Frederick Luehring, a Senior Research Scientist at Indiana University, adds, "Even once the data is recorded, it will take years of careful sifting and sorting, which will require massive amounts of computing power to extract the final scientific results."
Pilcher and Luehring are among the physicists at 158 institutions in 35 nations who will harness the unprecedented power of the new collider in the ATLAS (A Toroidal Large Hadron Collider Apparatus) experiment at CERN. One of their goals will be to look for the long-sought Higgs boson, the theoretical particle that endows all objects in the universe with mass. The energy needed to create the Higgs boson is thought to be well within the capabilities of the Large Hadron Collider, Pilcher said. "If we don't see it, there's going to be a great deal of consternation," he said.

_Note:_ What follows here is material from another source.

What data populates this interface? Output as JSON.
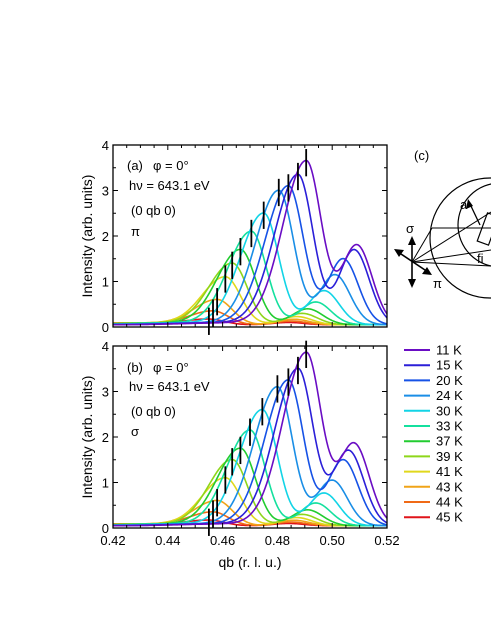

Another goal among physicists around the world is the search for evidence of supersymmetric particles, which could lead to the discovery of extra dimensions.
Physicists at Chicago and Indiana built components for the ATLAS particle detector with the search for the Higgs boson and supersymmetry in mind. The University of Chicago's Computation Institute, together with Indiana University's information technology services organization and Department of Physics, also collaborate on scientific grid computing projects that provide high-speed network computer power on demand, much the way a power grid provides electricity.
"In high-energy physics as in many disciplines, the computers and software used to analyze experimental data are now as vital to scientific success as the experimental apparatus that generate the data," said Ian Foster, director of the Computation Institute and a pioneer of grid computing. "This new Tier-2 center emphasizes the strengths that we have developed within the Computation Institute in creating and applying innovative computational infrastructure."
Luehring added, "Grid computing is the use of geographically distributed computing resources. Within ATLAS we have deliberately designed a tiered structure of computing resources spread throughout much of the world. All of these sites interconnect with each other using grid-computing techniques. In addition, grid-computing allows us to use other computing resources that are not fully dedicated to ATLAS or high-energy physics."
Data from the ATLAS experiment will first flow to Tier-0, the main computational center at CERN. Tier-0 will then transmit the data to 11 Tier-1 centers worldwide, including Brookhaven National Laboratory on Long Island, N.Y. Brookhaven will, in turn, distribute portions of the CERN data to the various Tier-2 centers.